One prediction was that alternative business structures would turn traditional firms into antiquated models as relevant as waxworks of former celebrities in a room full of teenagers chasing Pokemon Go characters via virtual-reality headgear. This has not happened.
But not all is rosy. Sole practitioners are suffering, according to the latest report by accountancy association MHA. Of all law firms, they are the ones that seem most affected by rising overhead costs, including professional indemnity insurance. Fee income is down from last year, as is profitability and profit per equity partner.
This problem is unlikely to go away. As the archetypal example of businessman-cum-professional-services outfit, sole practitioners are spreading their time thinly between doing legal work, chasing invoices, and keeping the work coming in. It’s the nature of this kind of organisation. Competition from other firms and some alternative providers plays a part, but cost increases are a bigger threat because they are more difficult to tackle than competitors.
Smaller practices – those with between two and four partners – are performing marginally better, but only just. Their profitability has gone up but PEP has gone down, suggesting that more lawyers were made partners. This points to one of the big challenges for these firms: succession planning. This is also an issue for firms one bracket up, the five-to-ten partner practices, but the slight increase in size at that level is sufficient for roles and responsibilities to be spread around the partners more evenly, relieving individual partners of some of the management burden in a way that two-to-four partner firms are struggling with.
For small firms, succession planning is far removed from the romantic notion of passing on a legacy. The concern is funding run-off cover, which protects practitioners from claims after their firm has closed down. Long gone are the days when a friendly local firm would take on the bank of wills and pay the run-off bill. Managing risk has become a priority, and that includes not taking on other people’s liabilities. Most deals these days involve the seller agreeing to buy run-off cover. In practice, that means there is no ready-made exit plan for smaller firms.

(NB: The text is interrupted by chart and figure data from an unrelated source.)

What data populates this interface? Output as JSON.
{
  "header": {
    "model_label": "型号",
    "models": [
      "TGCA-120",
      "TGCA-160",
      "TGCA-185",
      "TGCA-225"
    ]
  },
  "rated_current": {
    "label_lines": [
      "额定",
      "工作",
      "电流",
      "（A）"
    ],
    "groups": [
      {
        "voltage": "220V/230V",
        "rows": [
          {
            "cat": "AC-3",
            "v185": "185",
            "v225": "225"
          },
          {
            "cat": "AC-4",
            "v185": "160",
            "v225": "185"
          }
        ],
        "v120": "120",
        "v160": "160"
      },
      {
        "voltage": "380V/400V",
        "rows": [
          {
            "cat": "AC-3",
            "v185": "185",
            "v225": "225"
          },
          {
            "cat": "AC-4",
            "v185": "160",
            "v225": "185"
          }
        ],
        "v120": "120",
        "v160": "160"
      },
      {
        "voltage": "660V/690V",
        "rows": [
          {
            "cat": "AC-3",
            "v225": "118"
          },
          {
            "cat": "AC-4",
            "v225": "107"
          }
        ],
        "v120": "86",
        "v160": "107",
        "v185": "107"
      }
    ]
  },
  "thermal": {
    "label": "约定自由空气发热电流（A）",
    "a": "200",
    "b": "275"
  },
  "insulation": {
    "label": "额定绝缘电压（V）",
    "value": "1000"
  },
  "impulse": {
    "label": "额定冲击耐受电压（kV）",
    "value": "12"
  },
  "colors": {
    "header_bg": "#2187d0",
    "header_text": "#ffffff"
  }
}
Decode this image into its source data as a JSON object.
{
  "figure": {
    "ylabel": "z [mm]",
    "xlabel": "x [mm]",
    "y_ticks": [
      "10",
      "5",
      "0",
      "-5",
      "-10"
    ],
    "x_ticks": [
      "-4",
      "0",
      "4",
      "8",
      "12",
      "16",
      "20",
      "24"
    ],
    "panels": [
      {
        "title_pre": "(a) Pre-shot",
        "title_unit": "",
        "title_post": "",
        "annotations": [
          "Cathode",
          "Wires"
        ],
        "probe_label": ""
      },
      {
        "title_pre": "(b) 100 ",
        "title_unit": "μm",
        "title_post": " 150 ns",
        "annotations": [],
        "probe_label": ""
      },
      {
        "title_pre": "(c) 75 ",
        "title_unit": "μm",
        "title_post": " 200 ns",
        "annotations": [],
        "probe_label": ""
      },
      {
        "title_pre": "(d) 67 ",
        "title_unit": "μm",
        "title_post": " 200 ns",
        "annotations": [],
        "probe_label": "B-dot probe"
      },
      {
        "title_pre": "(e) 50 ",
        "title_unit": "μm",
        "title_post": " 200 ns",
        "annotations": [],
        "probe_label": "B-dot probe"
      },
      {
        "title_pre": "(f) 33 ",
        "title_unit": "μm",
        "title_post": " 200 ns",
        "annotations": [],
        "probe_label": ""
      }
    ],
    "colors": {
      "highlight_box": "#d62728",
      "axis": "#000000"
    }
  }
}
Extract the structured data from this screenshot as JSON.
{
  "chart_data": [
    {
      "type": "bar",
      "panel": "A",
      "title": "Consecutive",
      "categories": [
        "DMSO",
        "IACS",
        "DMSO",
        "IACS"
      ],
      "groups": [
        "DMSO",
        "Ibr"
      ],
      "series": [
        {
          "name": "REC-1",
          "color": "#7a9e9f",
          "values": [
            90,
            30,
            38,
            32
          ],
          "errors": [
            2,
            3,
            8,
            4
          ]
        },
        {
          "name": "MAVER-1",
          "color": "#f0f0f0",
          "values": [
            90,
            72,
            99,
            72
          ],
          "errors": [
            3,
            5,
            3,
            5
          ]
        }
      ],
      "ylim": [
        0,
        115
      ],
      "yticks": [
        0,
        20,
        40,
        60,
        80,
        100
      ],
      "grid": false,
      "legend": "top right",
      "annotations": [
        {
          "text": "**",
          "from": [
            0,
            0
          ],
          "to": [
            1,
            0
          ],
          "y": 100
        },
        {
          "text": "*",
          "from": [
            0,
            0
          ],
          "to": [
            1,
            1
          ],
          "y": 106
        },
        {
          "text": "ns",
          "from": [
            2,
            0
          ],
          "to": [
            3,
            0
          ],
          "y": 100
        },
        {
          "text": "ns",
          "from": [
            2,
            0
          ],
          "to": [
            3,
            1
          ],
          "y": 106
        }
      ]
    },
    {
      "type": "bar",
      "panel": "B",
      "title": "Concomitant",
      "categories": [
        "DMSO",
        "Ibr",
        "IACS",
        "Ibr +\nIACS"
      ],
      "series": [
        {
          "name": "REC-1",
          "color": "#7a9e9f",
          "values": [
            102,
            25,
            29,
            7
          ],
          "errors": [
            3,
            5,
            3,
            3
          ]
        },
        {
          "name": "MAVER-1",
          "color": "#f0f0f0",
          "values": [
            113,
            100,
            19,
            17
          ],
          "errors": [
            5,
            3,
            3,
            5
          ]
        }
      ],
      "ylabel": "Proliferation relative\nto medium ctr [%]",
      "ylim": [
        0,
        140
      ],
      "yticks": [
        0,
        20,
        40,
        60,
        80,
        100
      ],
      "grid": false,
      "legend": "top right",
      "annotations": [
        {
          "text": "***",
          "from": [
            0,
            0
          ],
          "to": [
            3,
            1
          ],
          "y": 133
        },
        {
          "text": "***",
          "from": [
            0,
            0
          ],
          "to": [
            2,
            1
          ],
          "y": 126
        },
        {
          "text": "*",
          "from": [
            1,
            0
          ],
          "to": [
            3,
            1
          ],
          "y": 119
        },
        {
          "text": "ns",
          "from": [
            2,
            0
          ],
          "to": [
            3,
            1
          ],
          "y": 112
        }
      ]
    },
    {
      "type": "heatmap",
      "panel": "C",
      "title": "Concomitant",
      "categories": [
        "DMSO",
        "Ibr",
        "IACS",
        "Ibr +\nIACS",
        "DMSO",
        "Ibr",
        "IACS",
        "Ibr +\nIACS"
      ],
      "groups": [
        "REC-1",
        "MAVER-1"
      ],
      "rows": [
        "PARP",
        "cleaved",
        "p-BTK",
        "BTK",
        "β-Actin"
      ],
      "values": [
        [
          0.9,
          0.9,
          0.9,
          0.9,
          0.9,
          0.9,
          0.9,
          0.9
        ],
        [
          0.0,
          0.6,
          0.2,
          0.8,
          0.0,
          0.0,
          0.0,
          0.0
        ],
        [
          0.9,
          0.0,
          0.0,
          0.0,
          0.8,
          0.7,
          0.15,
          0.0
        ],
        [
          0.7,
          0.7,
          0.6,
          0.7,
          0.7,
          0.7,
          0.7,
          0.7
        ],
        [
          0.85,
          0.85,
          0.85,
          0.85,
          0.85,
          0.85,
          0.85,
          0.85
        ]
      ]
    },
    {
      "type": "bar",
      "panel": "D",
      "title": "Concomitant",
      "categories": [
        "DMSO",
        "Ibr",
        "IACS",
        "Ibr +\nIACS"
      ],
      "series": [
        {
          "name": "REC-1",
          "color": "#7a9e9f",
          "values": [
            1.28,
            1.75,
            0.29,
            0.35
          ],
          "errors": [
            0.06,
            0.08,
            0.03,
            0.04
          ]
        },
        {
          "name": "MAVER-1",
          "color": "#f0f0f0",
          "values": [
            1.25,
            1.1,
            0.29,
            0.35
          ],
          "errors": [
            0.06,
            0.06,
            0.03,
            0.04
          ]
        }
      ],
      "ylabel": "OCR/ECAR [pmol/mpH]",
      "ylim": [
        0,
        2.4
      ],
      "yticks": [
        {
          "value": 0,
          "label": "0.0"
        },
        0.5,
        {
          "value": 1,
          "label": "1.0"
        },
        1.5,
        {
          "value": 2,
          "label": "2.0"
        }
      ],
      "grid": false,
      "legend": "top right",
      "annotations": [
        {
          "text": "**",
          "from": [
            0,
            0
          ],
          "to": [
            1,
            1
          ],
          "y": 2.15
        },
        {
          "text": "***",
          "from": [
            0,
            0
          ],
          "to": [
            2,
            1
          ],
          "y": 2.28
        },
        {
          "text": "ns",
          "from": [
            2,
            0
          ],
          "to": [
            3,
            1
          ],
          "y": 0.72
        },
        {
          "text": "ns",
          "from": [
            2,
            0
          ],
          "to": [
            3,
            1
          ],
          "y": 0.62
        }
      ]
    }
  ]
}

The thousands of sole practitioners and smaller firms are not about to disappear overnight. Some have shown how specialisation can be a successful growth option. But for many, the model is not sustainable. Sole practitioners and two-to-four partner firms pay the most in PII as a percentage of revenue. Even if the SRA goes ahead with a more flexible approach to minimum requirements, PII will remain a disproportionate cost for these firms.
For the majority, size will be the determining factor. Size brings scale. It need not be large, just enough for the fee earners to focus on fee earning and fund non-lawyers to concentrate on managing. This will also help address the issue of lock-up, which has been going up significantly across the profession, except in the five-to-ten partner firm bracket.
Should that segment be the ideal size for regional firms? Most indicators suggest so. And if the trend continues as it has in the past few years, the next decade will not be so much about ABSs sweeping up the work but about a readjustment of firm sizes for a more efficient delivery and a more sustainable future.